Functional Error Models to Accelerate Nested Sampling

Abstract:

The main challenge in groundwater problems is the reliance on large numbers of unknown parameters with wide rage of associated uncertainties. To translate this uncertainty to quantities of interest (for instance the concentration of pollutant in a drinking well), a large number of forward flow simulations is required.

To make the problem computationally tractable, Josset et al. (2013, 2014) introduced the concept of functional error models. It consists in two elements: a proxy model that is cheaper to evaluate than the full physics flow solver and an error model to account for the missing physics. The coupling of the proxy model and the error models provides reliable predictions that approximate the full physics model's responses. The error model is tailored to the problem at hand by building it for the question of interest.

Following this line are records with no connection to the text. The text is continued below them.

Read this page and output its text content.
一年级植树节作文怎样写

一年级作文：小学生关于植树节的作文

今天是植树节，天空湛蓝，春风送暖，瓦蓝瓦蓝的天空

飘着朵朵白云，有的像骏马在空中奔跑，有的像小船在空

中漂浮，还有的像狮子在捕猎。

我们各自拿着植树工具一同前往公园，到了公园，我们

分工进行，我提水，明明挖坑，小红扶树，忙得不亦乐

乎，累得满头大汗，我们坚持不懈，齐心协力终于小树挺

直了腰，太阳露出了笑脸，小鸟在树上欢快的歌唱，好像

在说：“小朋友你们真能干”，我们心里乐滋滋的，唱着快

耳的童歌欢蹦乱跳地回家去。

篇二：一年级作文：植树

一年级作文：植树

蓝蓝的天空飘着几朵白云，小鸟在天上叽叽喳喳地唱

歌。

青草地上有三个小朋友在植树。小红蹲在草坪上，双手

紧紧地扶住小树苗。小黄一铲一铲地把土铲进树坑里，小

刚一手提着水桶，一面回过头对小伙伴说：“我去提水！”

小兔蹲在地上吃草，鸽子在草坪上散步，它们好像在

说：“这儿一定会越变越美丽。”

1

It follows a typical approach in machine learning where both the full physics and proxy models are evaluated for a training set (subset of realizations) and the set of responses is used to construct the error model using functional data analysis. Once the error model is devised, a prediction of the full physics response for a new geostatistical realization can be obtained by computing the proxy response and applying the error model.

We propose the use of functional error models in a Bayesian inference context by combining it to the Nested Sampling (Skilling 2006; El Sheikh et al. 2013, 2014). Nested Sampling offers a mean to compute the Bayesian Evidence by transforming the multidimensional integral into a 1D integral. The algorithm is simple: starting with an active set of samples, at each iteration, the sample with the lowest likelihood is kept aside and replaced by a sample of higher likelihood. The main challenge is to find this sample of higher likelihood. We suggest a new approach: first the active set is sampled, both proxy and full physics models are run and the functional error model is build. Then, at each iteration of the Nested Sampling algorithm, the proposed geostatistical realization is first evaluated through the approximate model to decide whether it is useful or not to perform a full physics simulation. This improves the acceptance rate of full physics simulations and opens the door to iteratively test the performance and improve the quality of the error model.